La problématique des leaders est tellement d'actualité. Nous faisons face à des crises politiques dans de nombreux pays. Comment trouver une personne capable de mener un pays correctement. Qu'est ce qui définit le leadership et comment à travers la confrontation entre Yossef et son frère Yehouda nous pouvons sortir les qualités d'un vrai meneur selon l'enseignement de la Torah?
L’esclave devenu roi, réflexion sur la notion de leadership

Posséder du pouvoir nous élève indéniablement dans la hiérarchie parmi nos pairs, mais cela engendre également une tension vis-à-vis d’eux. Nos sages nous transmettent cette leçon profonde [1]Erouvin 13b : « Celui qui recherche les honneurs voit ces derniers le fuir, alors que celui qui les évite voit les honneurs le pourchasser » Une personne investie de pouvoir revendique des distinctions qui sont systématiquement remises en question par ses pairs. La légitimité de sa position est souvent mise à l’épreuve : est-il véritablement digne de cette position ?
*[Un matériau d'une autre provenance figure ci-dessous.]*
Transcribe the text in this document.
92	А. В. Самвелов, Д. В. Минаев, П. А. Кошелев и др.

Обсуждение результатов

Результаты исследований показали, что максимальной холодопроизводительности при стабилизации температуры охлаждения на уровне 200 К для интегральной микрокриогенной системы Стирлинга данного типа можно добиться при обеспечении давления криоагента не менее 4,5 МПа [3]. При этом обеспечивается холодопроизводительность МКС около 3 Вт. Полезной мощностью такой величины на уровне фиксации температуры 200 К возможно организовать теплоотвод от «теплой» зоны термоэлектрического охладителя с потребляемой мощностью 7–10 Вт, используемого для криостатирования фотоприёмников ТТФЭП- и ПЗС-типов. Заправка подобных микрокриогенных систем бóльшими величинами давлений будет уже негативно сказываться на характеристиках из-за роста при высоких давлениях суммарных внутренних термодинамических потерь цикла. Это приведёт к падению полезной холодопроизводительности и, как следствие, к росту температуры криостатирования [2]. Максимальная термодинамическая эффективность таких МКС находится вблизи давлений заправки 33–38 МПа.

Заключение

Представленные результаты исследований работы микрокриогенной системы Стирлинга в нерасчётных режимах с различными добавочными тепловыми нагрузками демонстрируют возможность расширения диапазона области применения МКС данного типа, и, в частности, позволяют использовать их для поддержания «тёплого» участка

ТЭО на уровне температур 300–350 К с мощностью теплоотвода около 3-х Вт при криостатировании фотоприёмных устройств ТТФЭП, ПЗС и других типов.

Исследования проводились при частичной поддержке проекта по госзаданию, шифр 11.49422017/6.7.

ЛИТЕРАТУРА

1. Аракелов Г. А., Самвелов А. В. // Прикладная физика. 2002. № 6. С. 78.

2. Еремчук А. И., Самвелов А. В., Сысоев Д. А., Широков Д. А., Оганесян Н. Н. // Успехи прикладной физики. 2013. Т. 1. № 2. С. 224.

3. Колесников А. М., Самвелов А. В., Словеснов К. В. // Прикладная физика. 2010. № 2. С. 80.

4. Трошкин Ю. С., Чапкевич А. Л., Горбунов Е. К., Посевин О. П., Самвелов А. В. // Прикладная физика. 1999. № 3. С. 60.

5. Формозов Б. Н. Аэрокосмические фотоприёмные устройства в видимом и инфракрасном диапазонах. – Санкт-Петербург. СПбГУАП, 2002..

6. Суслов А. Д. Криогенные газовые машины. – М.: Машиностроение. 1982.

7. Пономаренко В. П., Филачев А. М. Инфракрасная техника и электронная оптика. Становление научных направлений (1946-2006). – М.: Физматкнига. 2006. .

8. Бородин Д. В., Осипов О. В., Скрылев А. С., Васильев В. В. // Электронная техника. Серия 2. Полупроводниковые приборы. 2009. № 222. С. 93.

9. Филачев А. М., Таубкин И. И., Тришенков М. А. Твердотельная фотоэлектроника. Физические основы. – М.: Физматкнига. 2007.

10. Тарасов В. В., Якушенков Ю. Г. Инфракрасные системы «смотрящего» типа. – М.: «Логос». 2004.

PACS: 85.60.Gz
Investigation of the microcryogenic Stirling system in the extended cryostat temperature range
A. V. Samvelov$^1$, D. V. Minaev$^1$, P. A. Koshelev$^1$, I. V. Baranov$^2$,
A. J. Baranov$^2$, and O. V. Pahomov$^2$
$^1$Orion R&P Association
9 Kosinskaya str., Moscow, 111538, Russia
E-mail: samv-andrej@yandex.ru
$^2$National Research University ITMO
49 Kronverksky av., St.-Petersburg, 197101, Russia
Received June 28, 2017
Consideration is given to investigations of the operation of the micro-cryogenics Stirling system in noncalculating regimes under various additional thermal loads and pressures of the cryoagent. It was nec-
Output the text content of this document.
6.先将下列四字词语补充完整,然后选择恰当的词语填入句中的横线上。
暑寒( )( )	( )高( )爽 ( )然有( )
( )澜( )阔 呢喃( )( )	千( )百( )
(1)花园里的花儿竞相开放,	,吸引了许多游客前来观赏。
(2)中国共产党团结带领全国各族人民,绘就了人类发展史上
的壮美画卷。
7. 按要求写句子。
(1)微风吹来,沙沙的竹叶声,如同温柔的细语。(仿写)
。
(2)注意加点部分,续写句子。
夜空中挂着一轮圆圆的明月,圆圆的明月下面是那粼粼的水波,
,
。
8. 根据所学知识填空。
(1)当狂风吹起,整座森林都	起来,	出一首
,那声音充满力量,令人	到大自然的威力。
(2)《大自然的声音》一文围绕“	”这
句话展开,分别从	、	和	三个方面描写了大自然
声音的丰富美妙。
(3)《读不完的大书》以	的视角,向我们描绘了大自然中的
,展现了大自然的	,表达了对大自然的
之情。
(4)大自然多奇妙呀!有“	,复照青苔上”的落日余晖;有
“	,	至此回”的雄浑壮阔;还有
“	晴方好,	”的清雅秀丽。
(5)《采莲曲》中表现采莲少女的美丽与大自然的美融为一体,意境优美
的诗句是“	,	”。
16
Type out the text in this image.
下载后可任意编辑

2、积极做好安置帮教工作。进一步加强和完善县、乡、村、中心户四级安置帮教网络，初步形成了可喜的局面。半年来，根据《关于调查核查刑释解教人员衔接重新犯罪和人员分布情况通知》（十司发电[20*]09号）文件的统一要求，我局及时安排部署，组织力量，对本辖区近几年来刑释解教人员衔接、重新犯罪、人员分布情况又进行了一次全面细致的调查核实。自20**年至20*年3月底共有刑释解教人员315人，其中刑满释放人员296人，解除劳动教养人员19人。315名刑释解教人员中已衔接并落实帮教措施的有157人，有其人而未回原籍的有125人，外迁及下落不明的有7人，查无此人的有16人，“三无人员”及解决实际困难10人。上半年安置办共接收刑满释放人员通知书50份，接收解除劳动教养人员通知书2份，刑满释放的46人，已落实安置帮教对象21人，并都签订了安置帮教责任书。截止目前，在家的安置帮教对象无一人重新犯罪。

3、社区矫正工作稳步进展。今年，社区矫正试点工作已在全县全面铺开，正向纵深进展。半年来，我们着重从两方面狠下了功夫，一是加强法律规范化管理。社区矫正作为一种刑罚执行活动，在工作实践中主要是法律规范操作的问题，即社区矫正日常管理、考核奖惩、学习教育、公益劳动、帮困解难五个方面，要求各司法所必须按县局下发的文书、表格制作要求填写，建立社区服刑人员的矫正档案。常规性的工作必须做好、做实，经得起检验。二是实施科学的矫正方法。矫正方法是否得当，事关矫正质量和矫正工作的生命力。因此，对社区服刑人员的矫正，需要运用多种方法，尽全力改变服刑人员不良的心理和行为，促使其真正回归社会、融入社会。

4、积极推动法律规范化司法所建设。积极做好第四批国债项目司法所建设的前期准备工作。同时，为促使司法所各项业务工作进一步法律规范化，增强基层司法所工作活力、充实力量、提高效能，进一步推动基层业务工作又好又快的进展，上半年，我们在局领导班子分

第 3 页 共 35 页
Ce phénomène souligne combien le simple fait de détenir le pouvoir par une personne peut altérer l’appréciation que l’on se fait d’elle. Ce sujet est d’autant plus d’actualité en Israël — tout comme dans d’autres pays, dont la France —, où la société est divisée entre les partisans inconditionnels de la figure au pouvoir — Emmanuel Macron en France et Benjamin Netanyahu en Israël — et ses détracteurs qui réclament son départ imminent du gouvernement. Cela est lié à la politique, certes, mais pas uniquement. La problématique du leadership peut se retrouver en entreprise, dans le travail d’équipe, la gestion familiale, au sein d’un couple et même dans notre vie personnelle. Sommes-nous les dirigeants de notre propre vie ? À quoi reconnaît-on un bon leader ? C’est à travers l’enseignement d’un Midrash que nous vous proposons de réfléchir ensemble à la façon dont la Torah perçoit les qualités d’un leader.

Enseignement du Midrash

Le Midrash [2]Midrash Béréchit Rabah, chapitre 93 paragraphe 2 développe la scène de confrontation entre Yéhouda et son frère Yossef dans le livre de Béréchit. Cependant, avant de rapporter les paroles du Midrash, contextualisons cette confrontation.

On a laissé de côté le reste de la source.